Speaker
Description
Sources of single and entangled photons are needed for many areas of quantum photonics, including quantum computation, cryptography, and sensing. Solid-state emitters that may be triggered on-demand are especially promising for long-term scalability and integration with classical communication hardware. Over the past decade, our research group has been developing laser triggering schemes for quantum emitters that ultilize pulse shaping to engineer the light-matter interaction [1-5]. By exploiting amplitude and phase control, we have implemented triggering protocols that are robust to variations in the laser pulse parameters and the optical properties of the emitters themselves [1,3], facilitating commercial implementation using solid-state systems. We have also shown that shaping eases the technical complexity associated with multiplexing in quantum optical systems [5,6] and enables several performance metrics of quantum emitters (brightness, indistinguishability, purity) to be optimized simultaneously [4]. In this presentation, I will highlight our recent experiments pursuing the implementation of our triggering scheme Notch-filtered Adiabatic Rapid Passage (NARP) [4] in single semiconductor quantum dots, including InGaAs quantum dots in planar heterostructures, and InAsP quantum dots in nanowire waveguides.
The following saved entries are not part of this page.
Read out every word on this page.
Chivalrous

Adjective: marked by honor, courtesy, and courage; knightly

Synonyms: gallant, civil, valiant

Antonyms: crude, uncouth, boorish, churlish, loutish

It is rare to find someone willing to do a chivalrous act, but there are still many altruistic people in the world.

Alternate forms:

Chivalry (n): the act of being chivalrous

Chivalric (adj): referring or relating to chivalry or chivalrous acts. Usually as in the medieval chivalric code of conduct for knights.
[1] R. Mathew et al., “Subpicosecond adiabatic rapid passage on a single semiconductor quantum dot: phonon-mediated dephasing in the strong-driving regime”, Phys. Rev. B 90, 035316, 2014.
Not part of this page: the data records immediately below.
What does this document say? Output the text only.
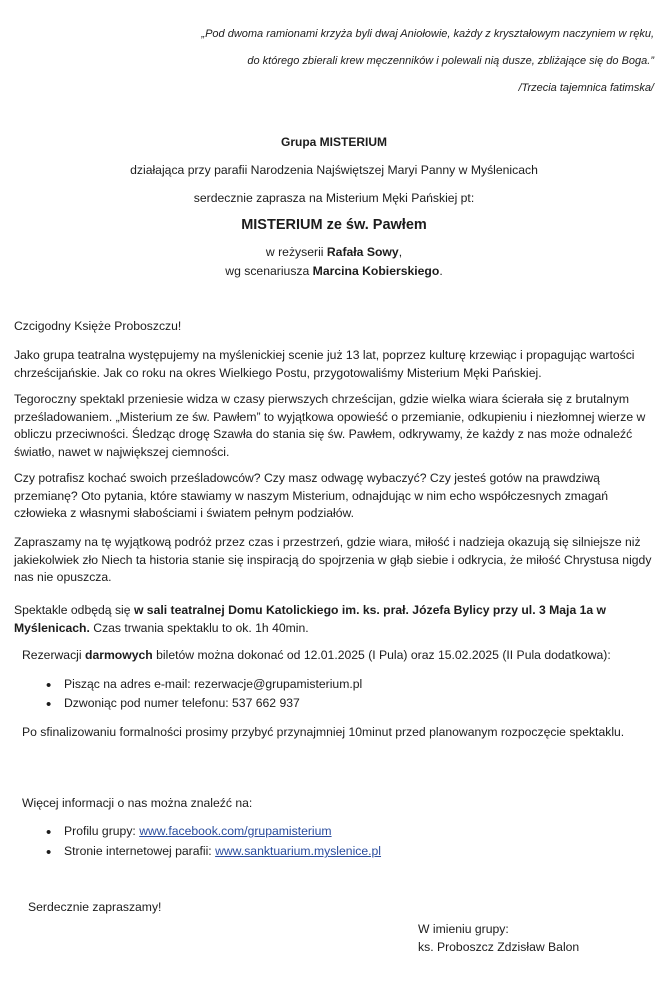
„Pod dwoma ramionami krzyża byli dwaj Aniołowie, każdy z kryształowym naczyniem w ręku,
do którego zbierali krew męczenników i polewali nią dusze, zbliżające się do Boga.”
/Trzecia tajemnica fatimska/
Grupa MISTERIUM
działająca przy parafii Narodzenia Najświętszej Maryi Panny w Myślenicach
serdecznie zaprasza na Misterium Męki Pańskiej pt:
MISTERIUM ze św. Pawłem
w reżyserii Rafała Sowy,
wg scenariusza Marcina Kobierskiego.
Czcigodny Księże Proboszczu!
Jako grupa teatralna występujemy na myślenickiej scenie już 13 lat, poprzez kulturę krzewiąc i propagując wartości chrześcijańskie. Jak co roku na okres Wielkiego Postu, przygotowaliśmy Misterium Męki Pańskiej.
Tegoroczny spektakl przeniesie widza w czasy pierwszych chrześcijan, gdzie wielka wiara ścierała się z brutalnym prześladowaniem. „Misterium ze św. Pawłem” to wyjątkowa opowieść o przemianie, odkupieniu i niezłomnej wierze w obliczu przeciwności. Śledząc drogę Szawła do stania się św. Pawłem, odkrywamy, że każdy z nas może odnaleźć światło, nawet w największej ciemności.
Czy potrafisz kochać swoich prześladowców? Czy masz odwagę wybaczyć? Czy jesteś gotów na prawdziwą przemianę? Oto pytania, które stawiamy w naszym Misterium, odnajdując w nim echo współczesnych zmagań człowieka z własnymi słabościami i światem pełnym podziałów.
Zapraszamy na tę wyjątkową podróż przez czas i przestrzeń, gdzie wiara, miłość i nadzieja okazują się silniejsze niż jakiekolwiek zło Niech ta historia stanie się inspiracją do spojrzenia w głąb siebie i odkrycia, że miłość Chrystusa nigdy nas nie opuszcza.
Spektakle odbędą się w sali teatralnej Domu Katolickiego im. ks. prał. Józefa Bylicy przy ul. 3 Maja 1a w Myślenicach. Czas trwania spektaklu to ok. 1h 40min.
Rezerwacji darmowych biletów można dokonać od 12.01.2025 (I Pula) oraz 15.02.2025 (II Pula dodatkowa):
• Pisząc na adres e-mail: rezerwacje@grupamisterium.pl
• Dzwoniąc pod numer telefonu: 537 662 937
Po sfinalizowaniu formalności prosimy przybyć przynajmniej 10minut przed planowanym rozpoczęcie spektaklu.
Więcej informacji o nas można znaleźć na:
• Profilu grupy: www.facebook.com/grupamisterium
• Stronie internetowej parafii: www.sanktuarium.myslenice.pl
Serdecznie zapraszamy!
W imieniu grupy:
ks. Proboszcz Zdzisław Balon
[2] A. Ramachandran et al., Suppression of decoherence tied to electron–phonon coupling in telecom-compatible quantum dots: low-threshold reappearance regime for quantum state inversion, Optics Letters, 45, 6498 (2020).
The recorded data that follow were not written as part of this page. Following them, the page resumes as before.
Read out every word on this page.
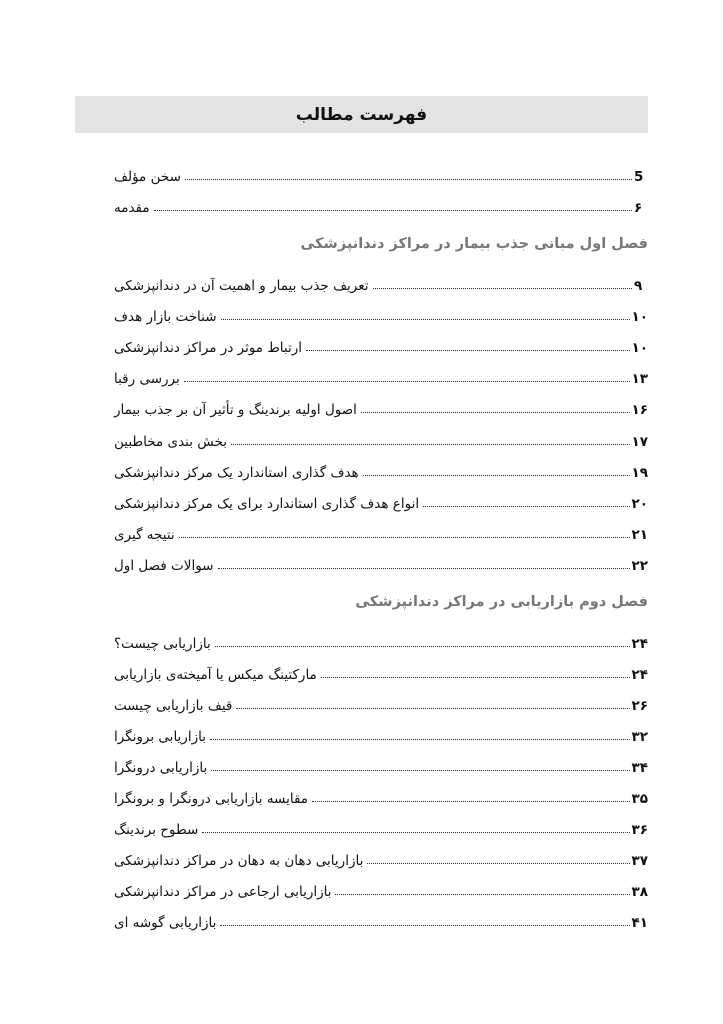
فهرست مطالب
سخن مؤلف	5
مقدمه	۶
فصل اول مبانی جذب بیمار در مراکز دندانپزشکی
تعریف جذب بیمار و اهمیت آن در دندانپزشکی	۹
شناخت بازار هدف	۱۰
ارتباط موثر در مراکز دندانپزشکی	۱۰
بررسی رقبا	۱۳
اصول اولیه برندینگ و تأثیر آن بر جذب بیمار	۱۶
بخش بندی مخاطبین	۱۷
هدف گذاری استاندارد یک مرکز دندانپزشکی	۱۹
انواع هدف گذاری استاندارد برای یک مرکز دندانپزشکی	۲۰
نتیجه گیری	۲۱
سوالات فصل اول	۲۲
فصل دوم بازاریابی در مراکز دندانپزشکی
بازاریابی چیست؟	۲۴
مارکتینگ میکس یا آمیخته‌ی بازاریابی	۲۴
قیف بازاریابی چیست	۲۶
بازاریابی برونگرا	۳۲
بازاریابی درونگرا	۳۴
مقایسه بازاریابی درونگرا و برونگرا	۳۵
سطوح برندینگ	۳۶
بازاریابی دهان به دهان در مراکز دندانپزشکی	۳۷
بازاریابی ارجاعی در مراکز دندانپزشکی	۳۸
بازاریابی گوشه ای	۴۱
[3] A. Ramachandran et al., Experimental quantification of the robustness of adiabatic rapid passage for quantum state inversion in semiconductor quantum dots. Optics Express, 29, 41766 (2021).
[4] G. R. Wilbur et al., “Notch-filtered Adiabatic Rapid Passage for optically driven quantum light sources”, APL Photonics 7, 111302, 2022.
[5] A. Ramachandran et al., “Robust parallel driving of quantum dots for multiplexing of quantum light sources”, Sci. Rep. 14:5356, 2024.
[6] A. Binai Motlagh, et al., “Multi-NARP Laser Driving Scheme for Multiplexed Quantum Networks”, Optica Quantum 3, 461 (2025).
| Keyword-1 | single photon source |
|---|---|
| Keyword-2 | femtosecond pulse shaping |
| Keyword-3 | quantum control |